In 1936, Barker discovered that during the oxidation of many organic compounds by resting cells of colorless alga Prototheca zopfii, a large part of the substrate undergoes "oxidative assimilation," and becomes converted to organic material within the cell. Since then, the occurrence of massive assimilation has been confirmed for many other microorganisms and for a wide variety of substrates; and it has been shown that the phenomenon occurs during fermentations as well as oxidations, by both resting and growing cells (Clifton, 1946). Heretofore, the techniques used for the detailed study of the assimilatory process have been largely manometric, in some cases accompanied by gross material balances; despite the considerable volume of work undertaken, the somewhat indirect nature of these experimental approaches has made it impossible to draw any but the most tentative conclusions concerning the mechanism of assimilation.

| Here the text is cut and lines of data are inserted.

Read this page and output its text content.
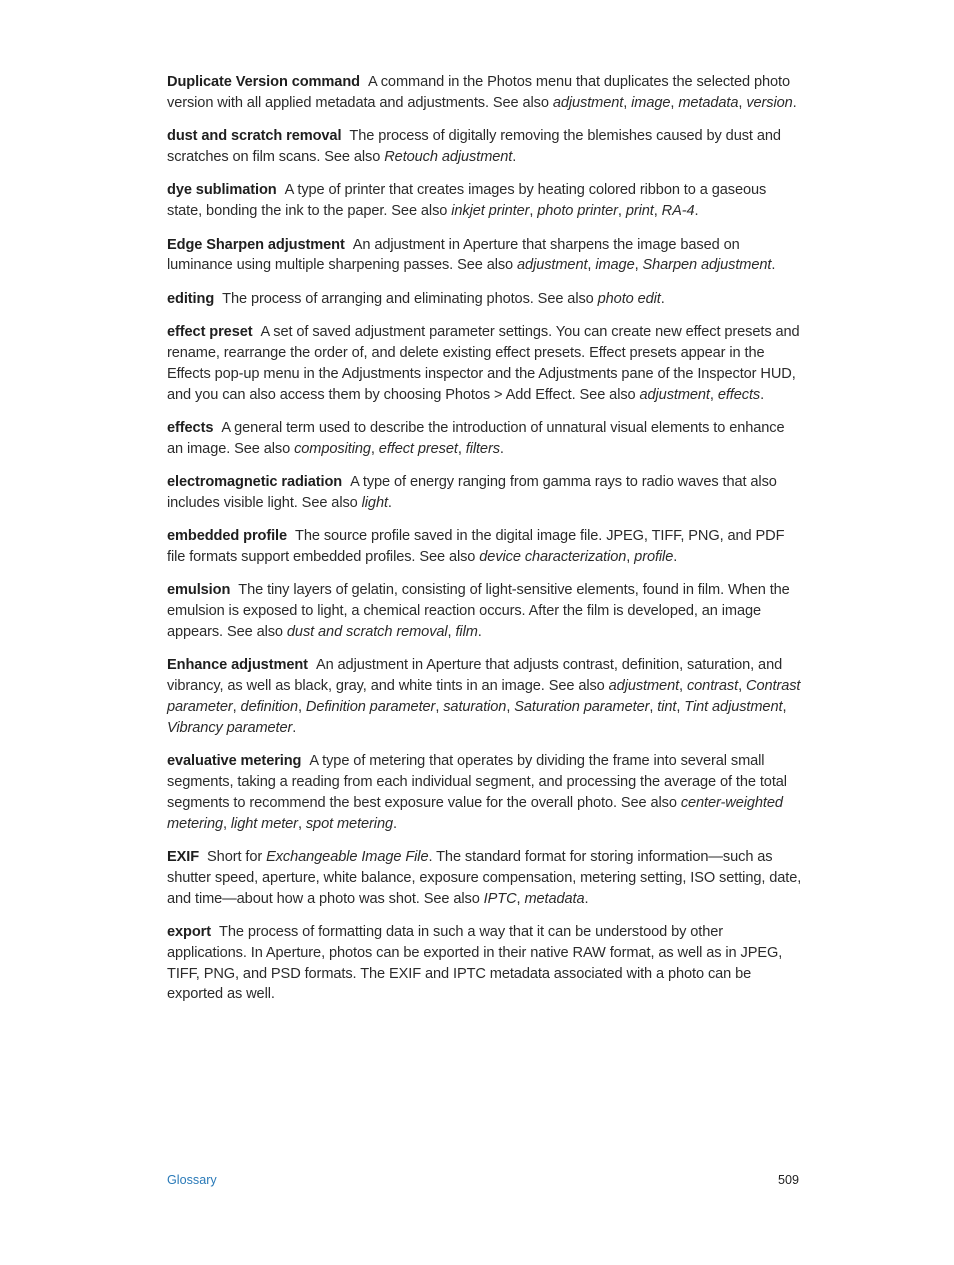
Duplicate Version command A command in the Photos menu that duplicates the selected photo version with all applied metadata and adjustments. See also adjustment, image, metadata, version.

dust and scratch removal The process of digitally removing the blemishes caused by dust and scratches on film scans. See also Retouch adjustment.

dye sublimation A type of printer that creates images by heating colored ribbon to a gaseous state, bonding the ink to the paper. See also inkjet printer, photo printer, print, RA-4.

Edge Sharpen adjustment An adjustment in Aperture that sharpens the image based on luminance using multiple sharpening passes. See also adjustment, image, Sharpen adjustment.

editing The process of arranging and eliminating photos. See also photo edit.

effect preset A set of saved adjustment parameter settings. You can create new effect presets and rename, rearrange the order of, and delete existing effect presets. Effect presets appear in the Effects pop-up menu in the Adjustments inspector and the Adjustments pane of the Inspector HUD, and you can also access them by choosing Photos > Add Effect. See also adjustment, effects.

effects A general term used to describe the introduction of unnatural visual elements to enhance an image. See also compositing, effect preset, filters.

electromagnetic radiation A type of energy ranging from gamma rays to radio waves that also includes visible light. See also light.

embedded profile The source profile saved in the digital image file. JPEG, TIFF, PNG, and PDF file formats support embedded profiles. See also device characterization, profile.

emulsion The tiny layers of gelatin, consisting of light-sensitive elements, found in film. When the emulsion is exposed to light, a chemical reaction occurs. After the film is developed, an image appears. See also dust and scratch removal, film.

Enhance adjustment An adjustment in Aperture that adjusts contrast, definition, saturation, and vibrancy, as well as black, gray, and white tints in an image. See also adjustment, contrast, Contrast parameter, definition, Definition parameter, saturation, Saturation parameter, tint, Tint adjustment, Vibrancy parameter.

evaluative metering A type of metering that operates by dividing the frame into several small segments, taking a reading from each individual segment, and processing the average of the total segments to recommend the best exposure value for the overall photo. See also center-weighted metering, light meter, spot metering.

EXIF Short for Exchangeable Image File. The standard format for storing information—such as shutter speed, aperture, white balance, exposure compensation, metering setting, ISO setting, date, and time—about how a photo was shot. See also IPTC, metadata.

export The process of formatting data in such a way that it can be understood by other applications. In Aperture, photos can be exported in their native RAW format, as well as in JPEG, TIFF, PNG, and PSD formats. The EXIF and IPTC metadata associated with a photo can be exported as well.

Glossary	509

Baddiley et al. (1950) have used labeled acetate in the studies of assimilatory processes of growing yeast. In the present studies, several labeled substrates were used in an attempt to determine the metabolic fate of the individual carbon atoms in these compounds during their oxidation by resting cell suspensions of Pseudomonas saccharophila. In addition, it was found possible to obtain direct evidence concerning the effect of the oxidation of exogenous substrates on the endogenous respiration. The results are in general agreement with earlier, tentative conclusions based on the use of less direct methods.